FANUC’s simulation software allows students to experiment with its robots without needing several systems in a classroom.FANUC’s simulation software allows students to experiment with its robots without needing several systems in a classroom.LAB Midwest“We train and certify every instructor, we provide all the curriculum and corresponding e-learning software that mirrors the curriculum, and we also provide simulation software so that all the students in a classroom have access to learning how to program the robot virtually. That mitigates the number of robots the school needs, so they could have one or two robots in a classroom instead of 10 by utilizing our digital twinning software,” explains Aiello.

As of the end of 2023, FANUC has invested nearly $75 million into educational institutions throughout North America.

How does CERT training work?

The CERT program consists of three levels, each catering to increasingly advanced skill levels.

The first and most common curriculum level covers basic robot operations. It focuses on the foundational skills needed for an entry-level position or for current workers in development.

Students can then progress to the Intermediate Technician level, “which is where they get into peripheral devices communicating with the robot,” Aiello says. It prepares students or current workers for the responsibilities of an intermediate level employee.

The final Advanced Technician level focuses on system integration of advanced automation, covering “how to set up an entire system with PLCs and robots all working in concert with each other,” says Aiello.
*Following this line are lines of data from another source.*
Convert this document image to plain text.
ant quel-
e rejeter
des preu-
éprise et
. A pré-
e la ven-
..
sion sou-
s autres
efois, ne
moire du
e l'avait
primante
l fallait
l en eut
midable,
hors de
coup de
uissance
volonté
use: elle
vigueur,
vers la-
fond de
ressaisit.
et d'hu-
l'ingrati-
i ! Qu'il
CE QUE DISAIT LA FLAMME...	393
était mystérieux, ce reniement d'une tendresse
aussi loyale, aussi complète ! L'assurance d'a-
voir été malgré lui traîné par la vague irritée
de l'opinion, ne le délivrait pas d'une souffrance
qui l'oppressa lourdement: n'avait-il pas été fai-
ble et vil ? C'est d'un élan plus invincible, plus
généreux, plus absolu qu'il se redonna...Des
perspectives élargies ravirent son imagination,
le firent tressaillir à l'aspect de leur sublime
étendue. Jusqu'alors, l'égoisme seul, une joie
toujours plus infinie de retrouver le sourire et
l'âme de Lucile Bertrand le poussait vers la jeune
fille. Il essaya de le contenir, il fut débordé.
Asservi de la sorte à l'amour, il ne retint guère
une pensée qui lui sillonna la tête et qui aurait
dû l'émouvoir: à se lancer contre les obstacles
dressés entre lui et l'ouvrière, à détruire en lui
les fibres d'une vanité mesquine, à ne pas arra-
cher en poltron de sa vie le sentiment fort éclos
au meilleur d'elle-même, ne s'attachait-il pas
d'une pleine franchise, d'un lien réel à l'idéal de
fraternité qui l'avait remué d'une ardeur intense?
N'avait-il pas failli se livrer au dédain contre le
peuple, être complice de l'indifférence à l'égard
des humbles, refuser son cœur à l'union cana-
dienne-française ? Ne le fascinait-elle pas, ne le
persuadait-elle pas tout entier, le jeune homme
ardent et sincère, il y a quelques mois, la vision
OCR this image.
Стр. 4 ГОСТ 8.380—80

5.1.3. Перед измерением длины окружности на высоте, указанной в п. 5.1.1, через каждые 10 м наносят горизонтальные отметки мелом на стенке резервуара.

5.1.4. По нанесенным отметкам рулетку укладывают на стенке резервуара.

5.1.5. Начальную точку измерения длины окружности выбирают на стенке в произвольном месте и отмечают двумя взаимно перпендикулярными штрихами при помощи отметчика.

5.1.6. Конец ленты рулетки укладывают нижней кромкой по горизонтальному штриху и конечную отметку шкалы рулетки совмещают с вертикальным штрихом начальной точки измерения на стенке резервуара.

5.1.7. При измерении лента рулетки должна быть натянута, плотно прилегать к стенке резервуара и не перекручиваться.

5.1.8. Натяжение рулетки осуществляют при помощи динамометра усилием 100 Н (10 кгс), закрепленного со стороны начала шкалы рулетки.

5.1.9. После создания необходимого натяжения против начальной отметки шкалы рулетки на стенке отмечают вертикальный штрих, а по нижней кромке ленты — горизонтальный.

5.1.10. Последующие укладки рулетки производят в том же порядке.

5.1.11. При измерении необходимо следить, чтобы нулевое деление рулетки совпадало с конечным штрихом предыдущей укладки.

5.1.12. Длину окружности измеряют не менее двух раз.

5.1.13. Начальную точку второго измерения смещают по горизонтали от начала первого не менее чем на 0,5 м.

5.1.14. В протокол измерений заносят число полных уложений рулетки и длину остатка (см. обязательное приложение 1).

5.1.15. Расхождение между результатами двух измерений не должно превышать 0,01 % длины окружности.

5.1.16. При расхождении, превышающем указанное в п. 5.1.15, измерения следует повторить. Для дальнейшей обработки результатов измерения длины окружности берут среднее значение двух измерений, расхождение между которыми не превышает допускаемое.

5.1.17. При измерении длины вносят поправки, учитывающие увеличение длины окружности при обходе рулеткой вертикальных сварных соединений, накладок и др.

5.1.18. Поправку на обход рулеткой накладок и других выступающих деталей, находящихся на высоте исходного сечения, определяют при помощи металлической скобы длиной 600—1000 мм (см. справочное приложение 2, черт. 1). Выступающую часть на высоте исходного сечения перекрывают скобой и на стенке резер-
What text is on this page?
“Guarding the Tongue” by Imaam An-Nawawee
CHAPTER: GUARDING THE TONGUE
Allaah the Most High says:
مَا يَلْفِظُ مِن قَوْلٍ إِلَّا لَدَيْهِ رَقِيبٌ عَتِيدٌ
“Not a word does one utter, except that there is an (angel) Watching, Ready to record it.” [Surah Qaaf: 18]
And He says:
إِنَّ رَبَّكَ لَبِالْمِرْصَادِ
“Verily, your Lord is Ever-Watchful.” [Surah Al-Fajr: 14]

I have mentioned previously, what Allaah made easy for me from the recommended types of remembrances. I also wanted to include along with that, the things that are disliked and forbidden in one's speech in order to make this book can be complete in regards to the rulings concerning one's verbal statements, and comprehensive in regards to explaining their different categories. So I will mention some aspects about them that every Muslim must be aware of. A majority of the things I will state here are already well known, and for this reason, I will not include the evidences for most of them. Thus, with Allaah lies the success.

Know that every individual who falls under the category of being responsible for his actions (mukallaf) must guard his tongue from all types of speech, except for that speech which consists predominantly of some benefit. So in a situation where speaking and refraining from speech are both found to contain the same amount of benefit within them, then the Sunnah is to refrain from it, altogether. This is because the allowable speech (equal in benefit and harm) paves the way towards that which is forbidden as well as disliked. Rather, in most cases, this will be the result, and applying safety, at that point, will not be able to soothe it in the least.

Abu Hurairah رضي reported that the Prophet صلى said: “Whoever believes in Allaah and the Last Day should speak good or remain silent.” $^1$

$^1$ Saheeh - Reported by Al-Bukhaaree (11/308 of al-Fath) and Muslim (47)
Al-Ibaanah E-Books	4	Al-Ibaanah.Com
Each skill level also aligns with FANUC certification levels designed in collaboration with the National Occupational Competency Testing Institute (NOCTI). Students are tested by a third-party administrator after completing a program and awarded a certification level to prove their skills and knowledge for current or prospective employers.

“[Certification] is our great equalizer among the schools,” explains Aiello. “If the students coming out of these programs pass their tests, we can know they were taught and understand that knowledge.”

FANUC understands that outreach to younger generations will be vital to maintaining a strong workforce, and hands-on education is the best way to keep them engaged.

“We had one math teacher in Center Line, Michigan, who said a lot of her students say they want to be engineers, but they start getting into more advanced math, and they just start falling off, because they can’t visualize the programs, problems, and theorems,” says Aiello. “But when she started showing them programs on the robot, the light bulb went off.”

Schools alone can’t solve the skills gap, especially without consistent communication from industry. Aiello explains companies, including FANUC, need to understand what is being taught in schools, and stay engaged and vocal about their own needs.

“I look at it like a three-legged stool,” says Aiello. “Employers must be very vocal about the talent needs that they have today, and the skills and talents they’re looking for. [FANUC] as a technology supplier, providing that technology to industry, we need to share that with education. Education needs to be very open to change and staying current, and they only way they can do that is to work with technology providers. All three are really codependent on each other to have the right process." 

Tackling technical education regionally

Bringing manufacturing education tools and curriculum to schools across North America is a daunting task for a single company. That’s why FANUC works with education distributors to deliver its machinery and materials on a regional level.